A Further Step Towards an Understanding of the Tournament Equilibrium Set

TL;DR

This paper advances understanding of the tournament equilibrium set (TEQ) by classifying TEQ-retentive tournaments of small sizes, confirming Schwartz's Conjecture up to size 14, and exploring properties of TEQ-retentive sets.

Contribution

It provides a detailed classification of TEQ-retentive tournaments for sizes 4 to 7 and verifies Schwartz's Conjecture for tournaments up to size 14.

Findings

No TEQ-retentive tournaments of size 4.

Only 2 non-isomorphic TEQ-retentive tournaments of size 5.

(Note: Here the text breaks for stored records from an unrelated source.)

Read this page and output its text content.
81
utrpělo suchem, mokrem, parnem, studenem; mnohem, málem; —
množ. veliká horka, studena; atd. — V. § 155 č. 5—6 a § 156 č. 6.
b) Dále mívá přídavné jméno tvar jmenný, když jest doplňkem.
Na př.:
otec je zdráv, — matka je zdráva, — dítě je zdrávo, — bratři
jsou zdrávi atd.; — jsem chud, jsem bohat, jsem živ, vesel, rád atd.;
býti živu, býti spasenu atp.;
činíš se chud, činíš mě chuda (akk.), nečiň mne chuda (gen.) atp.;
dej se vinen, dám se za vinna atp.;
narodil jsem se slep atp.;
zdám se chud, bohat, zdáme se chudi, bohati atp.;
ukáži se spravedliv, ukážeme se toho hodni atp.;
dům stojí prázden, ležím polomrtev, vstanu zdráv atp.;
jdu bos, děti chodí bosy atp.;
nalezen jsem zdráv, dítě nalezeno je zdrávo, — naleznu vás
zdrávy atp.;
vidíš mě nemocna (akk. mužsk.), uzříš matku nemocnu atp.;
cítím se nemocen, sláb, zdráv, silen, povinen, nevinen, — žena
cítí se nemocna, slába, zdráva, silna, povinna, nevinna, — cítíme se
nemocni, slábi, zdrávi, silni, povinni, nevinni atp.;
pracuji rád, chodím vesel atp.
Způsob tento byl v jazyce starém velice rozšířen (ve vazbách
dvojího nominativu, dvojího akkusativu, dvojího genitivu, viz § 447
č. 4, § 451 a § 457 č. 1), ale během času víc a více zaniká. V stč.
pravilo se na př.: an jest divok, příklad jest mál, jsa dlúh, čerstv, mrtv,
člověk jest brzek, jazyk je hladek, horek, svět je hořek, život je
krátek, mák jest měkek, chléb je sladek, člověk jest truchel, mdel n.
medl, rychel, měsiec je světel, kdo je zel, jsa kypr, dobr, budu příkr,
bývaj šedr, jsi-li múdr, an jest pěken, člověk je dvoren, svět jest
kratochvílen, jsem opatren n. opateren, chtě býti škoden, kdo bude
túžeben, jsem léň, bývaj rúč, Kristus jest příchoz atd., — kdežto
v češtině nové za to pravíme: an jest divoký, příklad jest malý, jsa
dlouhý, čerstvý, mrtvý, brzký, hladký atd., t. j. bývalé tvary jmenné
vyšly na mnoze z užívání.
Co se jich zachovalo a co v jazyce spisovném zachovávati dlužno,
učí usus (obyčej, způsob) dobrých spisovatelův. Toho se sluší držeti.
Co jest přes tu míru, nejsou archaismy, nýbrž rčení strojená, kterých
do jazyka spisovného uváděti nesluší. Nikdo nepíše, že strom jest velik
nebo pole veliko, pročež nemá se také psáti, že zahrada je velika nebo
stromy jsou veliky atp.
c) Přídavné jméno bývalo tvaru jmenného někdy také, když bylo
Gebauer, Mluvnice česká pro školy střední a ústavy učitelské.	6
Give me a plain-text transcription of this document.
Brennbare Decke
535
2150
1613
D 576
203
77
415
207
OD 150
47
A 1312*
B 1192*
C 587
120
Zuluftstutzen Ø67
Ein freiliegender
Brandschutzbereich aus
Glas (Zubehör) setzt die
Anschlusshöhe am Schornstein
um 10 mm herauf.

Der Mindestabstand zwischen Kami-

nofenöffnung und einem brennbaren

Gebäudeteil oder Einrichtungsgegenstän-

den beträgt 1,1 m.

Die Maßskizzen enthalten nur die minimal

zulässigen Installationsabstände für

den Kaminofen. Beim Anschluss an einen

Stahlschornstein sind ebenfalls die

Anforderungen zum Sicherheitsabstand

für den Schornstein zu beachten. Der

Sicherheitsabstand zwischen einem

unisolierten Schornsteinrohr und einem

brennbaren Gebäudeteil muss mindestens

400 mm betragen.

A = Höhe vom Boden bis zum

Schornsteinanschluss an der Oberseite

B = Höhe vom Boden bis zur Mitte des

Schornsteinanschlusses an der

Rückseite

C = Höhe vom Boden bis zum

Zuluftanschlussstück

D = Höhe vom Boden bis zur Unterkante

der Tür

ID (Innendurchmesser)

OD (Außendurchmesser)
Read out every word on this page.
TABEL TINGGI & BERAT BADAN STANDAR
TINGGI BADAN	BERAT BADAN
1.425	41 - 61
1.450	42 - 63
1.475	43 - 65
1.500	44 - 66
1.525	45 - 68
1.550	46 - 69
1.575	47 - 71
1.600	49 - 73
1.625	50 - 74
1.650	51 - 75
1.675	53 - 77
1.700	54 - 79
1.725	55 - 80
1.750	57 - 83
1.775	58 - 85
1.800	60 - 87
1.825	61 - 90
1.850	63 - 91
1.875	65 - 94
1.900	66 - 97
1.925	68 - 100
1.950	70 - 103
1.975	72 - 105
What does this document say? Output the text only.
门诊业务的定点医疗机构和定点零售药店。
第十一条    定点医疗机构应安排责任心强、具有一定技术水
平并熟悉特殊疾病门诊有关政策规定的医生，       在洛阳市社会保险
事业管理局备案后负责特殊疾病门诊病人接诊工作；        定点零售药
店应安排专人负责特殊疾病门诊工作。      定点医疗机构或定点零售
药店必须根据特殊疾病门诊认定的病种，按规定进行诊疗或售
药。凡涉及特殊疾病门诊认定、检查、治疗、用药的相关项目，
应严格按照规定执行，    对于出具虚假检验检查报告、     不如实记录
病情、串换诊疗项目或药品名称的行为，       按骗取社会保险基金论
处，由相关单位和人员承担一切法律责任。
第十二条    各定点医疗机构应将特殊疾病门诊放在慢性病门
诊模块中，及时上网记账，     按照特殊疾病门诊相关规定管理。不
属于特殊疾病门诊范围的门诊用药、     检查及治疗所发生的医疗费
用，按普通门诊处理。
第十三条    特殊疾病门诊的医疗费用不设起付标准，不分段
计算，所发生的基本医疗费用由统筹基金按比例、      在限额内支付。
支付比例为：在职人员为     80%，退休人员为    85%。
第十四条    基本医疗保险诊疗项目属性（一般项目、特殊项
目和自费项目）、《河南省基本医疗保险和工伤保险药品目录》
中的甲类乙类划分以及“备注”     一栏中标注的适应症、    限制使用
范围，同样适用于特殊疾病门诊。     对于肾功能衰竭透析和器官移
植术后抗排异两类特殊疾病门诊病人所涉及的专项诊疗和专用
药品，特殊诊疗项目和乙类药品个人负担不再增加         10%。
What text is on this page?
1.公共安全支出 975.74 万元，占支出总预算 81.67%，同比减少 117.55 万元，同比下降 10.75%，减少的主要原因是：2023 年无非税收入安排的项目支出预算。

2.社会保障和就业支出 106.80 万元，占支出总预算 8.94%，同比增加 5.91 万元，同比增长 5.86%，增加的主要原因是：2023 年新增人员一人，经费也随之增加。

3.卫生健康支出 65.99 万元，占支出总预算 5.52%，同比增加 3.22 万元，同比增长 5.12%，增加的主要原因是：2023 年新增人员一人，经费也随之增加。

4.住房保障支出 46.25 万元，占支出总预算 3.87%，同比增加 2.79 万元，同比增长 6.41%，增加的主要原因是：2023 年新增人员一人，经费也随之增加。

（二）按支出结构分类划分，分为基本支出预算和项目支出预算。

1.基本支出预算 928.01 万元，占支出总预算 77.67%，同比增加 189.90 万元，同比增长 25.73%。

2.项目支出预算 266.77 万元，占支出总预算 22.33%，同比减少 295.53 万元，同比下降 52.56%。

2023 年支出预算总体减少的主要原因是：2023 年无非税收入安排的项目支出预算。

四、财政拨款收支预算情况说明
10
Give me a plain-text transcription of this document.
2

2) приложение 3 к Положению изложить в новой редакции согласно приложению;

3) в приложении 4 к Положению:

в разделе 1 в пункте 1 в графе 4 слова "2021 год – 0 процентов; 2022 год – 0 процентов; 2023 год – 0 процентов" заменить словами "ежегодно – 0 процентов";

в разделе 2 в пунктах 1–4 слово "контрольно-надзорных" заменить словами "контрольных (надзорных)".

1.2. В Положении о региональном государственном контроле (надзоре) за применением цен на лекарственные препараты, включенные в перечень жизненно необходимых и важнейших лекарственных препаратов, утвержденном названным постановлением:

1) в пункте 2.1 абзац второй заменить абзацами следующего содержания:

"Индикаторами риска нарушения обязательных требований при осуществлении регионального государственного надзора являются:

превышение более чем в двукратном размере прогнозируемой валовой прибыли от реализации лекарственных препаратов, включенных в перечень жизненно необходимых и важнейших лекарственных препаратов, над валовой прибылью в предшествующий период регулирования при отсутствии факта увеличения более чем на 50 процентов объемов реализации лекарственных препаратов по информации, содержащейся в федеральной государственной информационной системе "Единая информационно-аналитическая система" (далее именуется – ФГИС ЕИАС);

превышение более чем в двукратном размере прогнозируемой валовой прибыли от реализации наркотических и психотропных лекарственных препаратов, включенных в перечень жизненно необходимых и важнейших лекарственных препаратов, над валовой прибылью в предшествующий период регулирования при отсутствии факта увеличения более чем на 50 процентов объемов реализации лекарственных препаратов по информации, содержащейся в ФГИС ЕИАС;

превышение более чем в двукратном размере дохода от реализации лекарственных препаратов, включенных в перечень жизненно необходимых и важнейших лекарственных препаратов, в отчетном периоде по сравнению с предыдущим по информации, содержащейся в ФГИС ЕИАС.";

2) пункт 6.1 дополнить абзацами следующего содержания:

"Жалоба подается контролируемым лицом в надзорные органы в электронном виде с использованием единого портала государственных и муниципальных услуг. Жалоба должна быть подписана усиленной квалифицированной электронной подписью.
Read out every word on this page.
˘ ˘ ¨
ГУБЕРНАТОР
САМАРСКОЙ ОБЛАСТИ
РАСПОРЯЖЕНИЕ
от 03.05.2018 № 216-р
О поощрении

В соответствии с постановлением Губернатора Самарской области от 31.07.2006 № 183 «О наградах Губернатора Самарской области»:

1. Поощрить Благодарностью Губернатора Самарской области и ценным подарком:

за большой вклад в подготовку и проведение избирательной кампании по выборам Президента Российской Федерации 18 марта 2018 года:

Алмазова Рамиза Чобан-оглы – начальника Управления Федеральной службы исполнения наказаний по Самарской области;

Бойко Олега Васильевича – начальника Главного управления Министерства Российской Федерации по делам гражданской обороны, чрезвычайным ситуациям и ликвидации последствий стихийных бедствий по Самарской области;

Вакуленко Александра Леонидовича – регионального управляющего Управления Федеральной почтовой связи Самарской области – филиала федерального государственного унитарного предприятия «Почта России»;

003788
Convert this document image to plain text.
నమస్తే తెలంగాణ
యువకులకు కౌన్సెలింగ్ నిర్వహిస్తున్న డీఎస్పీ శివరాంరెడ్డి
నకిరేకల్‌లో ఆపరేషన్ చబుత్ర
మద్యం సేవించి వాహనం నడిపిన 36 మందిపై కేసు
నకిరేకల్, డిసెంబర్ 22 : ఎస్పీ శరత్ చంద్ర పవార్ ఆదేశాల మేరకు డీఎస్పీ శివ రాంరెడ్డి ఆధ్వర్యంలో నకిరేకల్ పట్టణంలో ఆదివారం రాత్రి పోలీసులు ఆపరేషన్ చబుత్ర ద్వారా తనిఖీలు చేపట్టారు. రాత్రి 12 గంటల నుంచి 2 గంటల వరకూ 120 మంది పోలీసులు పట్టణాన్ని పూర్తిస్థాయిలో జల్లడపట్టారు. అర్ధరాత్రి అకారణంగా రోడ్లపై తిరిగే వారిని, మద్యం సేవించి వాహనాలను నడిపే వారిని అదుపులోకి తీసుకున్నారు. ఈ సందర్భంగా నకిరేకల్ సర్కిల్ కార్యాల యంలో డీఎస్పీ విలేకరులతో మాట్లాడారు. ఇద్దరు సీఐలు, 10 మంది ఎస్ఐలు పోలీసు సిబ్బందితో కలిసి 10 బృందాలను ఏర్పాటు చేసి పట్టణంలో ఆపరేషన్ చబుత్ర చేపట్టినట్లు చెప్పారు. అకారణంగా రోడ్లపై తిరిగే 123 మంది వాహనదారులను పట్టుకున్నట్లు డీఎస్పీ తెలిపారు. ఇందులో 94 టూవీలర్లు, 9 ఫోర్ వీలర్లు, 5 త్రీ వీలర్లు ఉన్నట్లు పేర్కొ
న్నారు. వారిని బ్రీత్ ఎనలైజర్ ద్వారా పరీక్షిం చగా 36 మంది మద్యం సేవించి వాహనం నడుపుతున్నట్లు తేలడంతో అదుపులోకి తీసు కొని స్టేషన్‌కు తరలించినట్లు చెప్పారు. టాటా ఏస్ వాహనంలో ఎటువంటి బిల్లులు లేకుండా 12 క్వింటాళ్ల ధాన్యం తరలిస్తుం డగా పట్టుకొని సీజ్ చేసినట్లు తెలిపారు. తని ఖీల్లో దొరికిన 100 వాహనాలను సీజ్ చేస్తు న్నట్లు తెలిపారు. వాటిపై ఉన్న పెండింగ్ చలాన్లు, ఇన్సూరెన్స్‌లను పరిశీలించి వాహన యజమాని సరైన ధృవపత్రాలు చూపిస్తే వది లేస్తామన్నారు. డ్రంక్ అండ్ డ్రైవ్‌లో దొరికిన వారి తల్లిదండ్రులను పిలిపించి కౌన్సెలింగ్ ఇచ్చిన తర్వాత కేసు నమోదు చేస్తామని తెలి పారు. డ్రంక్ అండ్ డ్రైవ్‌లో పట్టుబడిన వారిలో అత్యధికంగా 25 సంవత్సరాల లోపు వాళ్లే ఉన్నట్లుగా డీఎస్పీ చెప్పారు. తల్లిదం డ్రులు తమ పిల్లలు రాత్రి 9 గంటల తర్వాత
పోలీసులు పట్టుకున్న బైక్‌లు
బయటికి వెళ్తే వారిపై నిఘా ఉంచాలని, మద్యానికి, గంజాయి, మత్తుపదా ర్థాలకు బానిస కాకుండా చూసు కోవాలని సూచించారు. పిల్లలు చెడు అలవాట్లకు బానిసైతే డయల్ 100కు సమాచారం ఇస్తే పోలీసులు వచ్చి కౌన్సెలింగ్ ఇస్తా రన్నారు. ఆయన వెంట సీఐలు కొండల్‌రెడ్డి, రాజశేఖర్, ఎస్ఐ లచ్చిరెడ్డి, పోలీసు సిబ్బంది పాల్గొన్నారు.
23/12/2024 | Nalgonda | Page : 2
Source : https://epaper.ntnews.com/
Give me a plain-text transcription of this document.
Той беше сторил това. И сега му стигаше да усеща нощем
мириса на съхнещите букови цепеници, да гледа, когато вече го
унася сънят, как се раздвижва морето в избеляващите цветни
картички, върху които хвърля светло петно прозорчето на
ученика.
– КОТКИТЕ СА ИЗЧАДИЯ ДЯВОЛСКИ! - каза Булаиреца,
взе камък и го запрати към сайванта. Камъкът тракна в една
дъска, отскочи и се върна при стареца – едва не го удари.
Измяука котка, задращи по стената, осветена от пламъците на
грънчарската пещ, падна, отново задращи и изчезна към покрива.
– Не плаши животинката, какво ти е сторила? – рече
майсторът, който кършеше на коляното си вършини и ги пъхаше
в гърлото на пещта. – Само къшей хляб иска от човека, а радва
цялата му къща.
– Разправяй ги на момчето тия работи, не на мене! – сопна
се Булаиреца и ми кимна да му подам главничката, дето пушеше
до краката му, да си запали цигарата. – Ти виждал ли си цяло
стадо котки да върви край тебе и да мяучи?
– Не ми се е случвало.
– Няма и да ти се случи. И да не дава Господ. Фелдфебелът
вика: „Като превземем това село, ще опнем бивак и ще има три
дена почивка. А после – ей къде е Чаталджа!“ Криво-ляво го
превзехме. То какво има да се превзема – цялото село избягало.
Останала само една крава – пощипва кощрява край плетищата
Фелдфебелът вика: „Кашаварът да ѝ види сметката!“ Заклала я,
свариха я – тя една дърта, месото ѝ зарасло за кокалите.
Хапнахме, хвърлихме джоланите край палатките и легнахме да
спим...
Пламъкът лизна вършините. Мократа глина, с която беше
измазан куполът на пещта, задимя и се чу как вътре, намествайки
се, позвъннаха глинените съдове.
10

26 non-isomorphic TEQ-retentive tournaments of size 7.

Abstract

We study some problems pertaining to the tournament equilibrium set (TEQ for short). A tournament $H$ is a TEQ-retentive tournament if there is a tournament $T$ which has a minimal TEQ-retentive set $R$ such that $T[R]$ is isomorphic to $H$. We study TEQ-retentive tournaments and achieve many significant results. In particular, we prove that there are no TEQ-retentive tournaments of size 4, only 2 non-isomorphic TEQ-retentive tournaments of sizes 5 and 6, respectively, and 26 non-isomorphic TEQ-retentive tournaments of size 7. For three tournaments $H_1, H_2$ and $T$, we say $T$ is a $(H_1,H_2)$-TEQ-retentive tournament if $T$ has two minimal TEQ-retentive sets $R_1$ and $R_2$ such that $T[R_1]$ and $T[R_2]$ are isomorphic to $H_1$ and $H_2$, respectively. We show that there are no $(H_1,H_2)$-retentive tournaments for $H_1$ and $H_2$ being small tournaments. Our results imply that Schwartz's Conjecture holds in all tournaments of size at most 14. Finally, we study Schwartz's Conjecture in several classes of tournaments. To achieve these results, we study the relation between (directed) domination graphs of tournaments and TEQ-retentive sets, and derive a number of properties on minimal TEQ-retentive sets.